In 1962, General Ne Win, a Burmese military leader, carried out a military coup that led to widespread policies targeting Tamilians and other Indian communities, including Sikhs. These communities became caught up in anti-Indian resentment tied to economic dominance, and between the 1960s and 1980s, around 250,000 Indians fled to India — including our family. We had to leave our home once again.
This time, my grandfather Purshottam found some contract work in Jammu for about three years. My father Jassi remained in Rangoon until college studying the University of London curriculum, that was recognised across the subcontinent. When he turned eighteen, he visited his uncle in Gorakhpur and his father in Jammu while waiting for news of admission from the various colleges in India, including IIT Kharagpur. Unfortunately, he was unaware that the Indian government was offering special privileges to refugees like him, and that he had in fact been offered a seat in IIT Kharagpur. Perhaps it was lost in mail, or it was never sent but he never received the letter. It was only two years later, when he met an acquaintance from Burma who was at IIT and recognised his name from the admission list, that he discovered what had happened. Nonetheless, my father went on to attend an engineering college in Rourkela.
A couple of years later, my grandfather Purushottam heard of opportunities brewing with Tata Steel from a family member in Jamshedpur. Jamshedpur was a rapidly expanding township defined by the establishment of the Tata Iron and Steel Company (TISCO) and he decided to establish a factory there. The factory became an important part of the industrial ecosystem with the Tata Group. My father Jassi and his younger brother Rajeev joined him in the business and helped develop it into a reputed manufacturing unit.
What moves me most about my family’s story is their resilience. They were forced to leave behind their homes, sacrifice businesses, and any sense of certainty not once, but three times – and each time they rebuilt their lives in a new place. Yet while resilience is a beautiful thing to celebrate in stories like mine, less visible are the scars and the burdens families carry within them silently across generations.
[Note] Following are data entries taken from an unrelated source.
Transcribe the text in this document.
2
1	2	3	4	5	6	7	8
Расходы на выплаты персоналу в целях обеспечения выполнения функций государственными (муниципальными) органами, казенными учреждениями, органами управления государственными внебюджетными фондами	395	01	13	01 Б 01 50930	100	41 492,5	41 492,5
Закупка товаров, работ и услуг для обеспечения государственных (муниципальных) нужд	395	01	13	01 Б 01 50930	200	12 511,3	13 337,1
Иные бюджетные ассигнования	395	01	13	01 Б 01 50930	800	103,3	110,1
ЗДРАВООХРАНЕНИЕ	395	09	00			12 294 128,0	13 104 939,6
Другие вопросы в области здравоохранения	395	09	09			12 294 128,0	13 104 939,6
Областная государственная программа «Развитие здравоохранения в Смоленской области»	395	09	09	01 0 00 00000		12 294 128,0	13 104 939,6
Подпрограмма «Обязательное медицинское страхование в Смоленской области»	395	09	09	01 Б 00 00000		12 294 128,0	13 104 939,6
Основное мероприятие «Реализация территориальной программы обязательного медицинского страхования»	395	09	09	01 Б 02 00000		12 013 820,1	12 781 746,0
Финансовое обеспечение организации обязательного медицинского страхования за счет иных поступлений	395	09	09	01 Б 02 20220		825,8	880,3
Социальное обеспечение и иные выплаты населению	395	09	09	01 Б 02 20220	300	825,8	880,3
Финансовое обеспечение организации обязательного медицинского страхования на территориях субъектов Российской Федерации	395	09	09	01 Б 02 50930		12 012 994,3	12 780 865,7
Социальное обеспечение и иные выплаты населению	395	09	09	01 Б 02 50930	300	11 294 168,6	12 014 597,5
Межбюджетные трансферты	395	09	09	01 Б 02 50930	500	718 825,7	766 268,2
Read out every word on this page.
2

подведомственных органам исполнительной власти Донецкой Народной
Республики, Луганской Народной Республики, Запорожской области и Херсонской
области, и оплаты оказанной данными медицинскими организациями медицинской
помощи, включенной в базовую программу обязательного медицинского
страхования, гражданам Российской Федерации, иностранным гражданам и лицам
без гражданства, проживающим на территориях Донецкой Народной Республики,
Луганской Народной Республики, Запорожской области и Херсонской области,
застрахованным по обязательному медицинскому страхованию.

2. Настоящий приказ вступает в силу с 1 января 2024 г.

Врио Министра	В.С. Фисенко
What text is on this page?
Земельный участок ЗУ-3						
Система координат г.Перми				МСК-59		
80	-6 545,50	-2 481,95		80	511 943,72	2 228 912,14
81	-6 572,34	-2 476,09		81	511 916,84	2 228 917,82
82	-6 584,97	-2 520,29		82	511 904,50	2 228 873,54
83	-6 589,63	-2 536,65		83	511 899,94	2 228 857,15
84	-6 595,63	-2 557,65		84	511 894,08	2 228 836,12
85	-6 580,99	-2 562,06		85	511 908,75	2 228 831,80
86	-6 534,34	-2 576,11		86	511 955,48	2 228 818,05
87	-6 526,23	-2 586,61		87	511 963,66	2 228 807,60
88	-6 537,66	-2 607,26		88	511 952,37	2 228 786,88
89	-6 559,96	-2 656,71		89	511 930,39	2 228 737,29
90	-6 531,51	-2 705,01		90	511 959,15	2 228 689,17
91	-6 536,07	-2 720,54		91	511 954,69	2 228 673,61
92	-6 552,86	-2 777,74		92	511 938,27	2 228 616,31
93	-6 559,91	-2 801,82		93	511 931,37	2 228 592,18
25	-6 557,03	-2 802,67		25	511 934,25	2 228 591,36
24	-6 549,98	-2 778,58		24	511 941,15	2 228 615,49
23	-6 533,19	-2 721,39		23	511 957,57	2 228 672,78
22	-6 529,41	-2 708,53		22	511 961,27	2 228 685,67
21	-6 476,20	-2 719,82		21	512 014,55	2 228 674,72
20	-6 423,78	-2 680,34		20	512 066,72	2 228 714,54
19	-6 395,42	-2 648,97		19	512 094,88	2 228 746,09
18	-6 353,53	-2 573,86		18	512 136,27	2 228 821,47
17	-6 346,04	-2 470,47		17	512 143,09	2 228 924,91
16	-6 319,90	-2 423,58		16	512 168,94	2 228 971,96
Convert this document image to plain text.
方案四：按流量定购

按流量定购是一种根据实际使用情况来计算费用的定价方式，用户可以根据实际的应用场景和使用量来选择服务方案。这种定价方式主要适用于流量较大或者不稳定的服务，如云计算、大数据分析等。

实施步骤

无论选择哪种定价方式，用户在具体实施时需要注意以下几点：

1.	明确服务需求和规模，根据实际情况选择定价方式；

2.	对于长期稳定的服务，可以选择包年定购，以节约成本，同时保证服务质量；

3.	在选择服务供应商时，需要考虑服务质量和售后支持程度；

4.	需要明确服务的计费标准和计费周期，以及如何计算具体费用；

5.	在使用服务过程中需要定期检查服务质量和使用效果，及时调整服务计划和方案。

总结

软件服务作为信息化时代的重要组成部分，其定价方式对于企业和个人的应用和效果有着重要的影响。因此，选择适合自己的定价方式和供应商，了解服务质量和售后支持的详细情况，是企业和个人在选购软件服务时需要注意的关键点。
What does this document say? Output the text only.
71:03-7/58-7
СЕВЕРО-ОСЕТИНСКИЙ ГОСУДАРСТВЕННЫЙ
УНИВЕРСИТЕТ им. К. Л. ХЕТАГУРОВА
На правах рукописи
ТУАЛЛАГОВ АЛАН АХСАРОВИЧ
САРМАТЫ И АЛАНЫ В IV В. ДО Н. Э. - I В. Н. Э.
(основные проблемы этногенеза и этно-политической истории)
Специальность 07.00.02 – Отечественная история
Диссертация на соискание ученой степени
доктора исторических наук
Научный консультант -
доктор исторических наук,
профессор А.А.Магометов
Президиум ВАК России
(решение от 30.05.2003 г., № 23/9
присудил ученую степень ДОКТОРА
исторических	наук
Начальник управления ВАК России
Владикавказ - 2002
When I look at this photograph now, I do not simply see three men standing in a studio in Rawalpindi in 1911. I see the people whose choices, sacrifices, and tenacity still shape the lives of their descendants. What began in this moment has taken our family across borders, through wars, migrations, and repeated upheaval, and yet it still keeps us together through community, faith, hard work, and an enduring closeness to one another.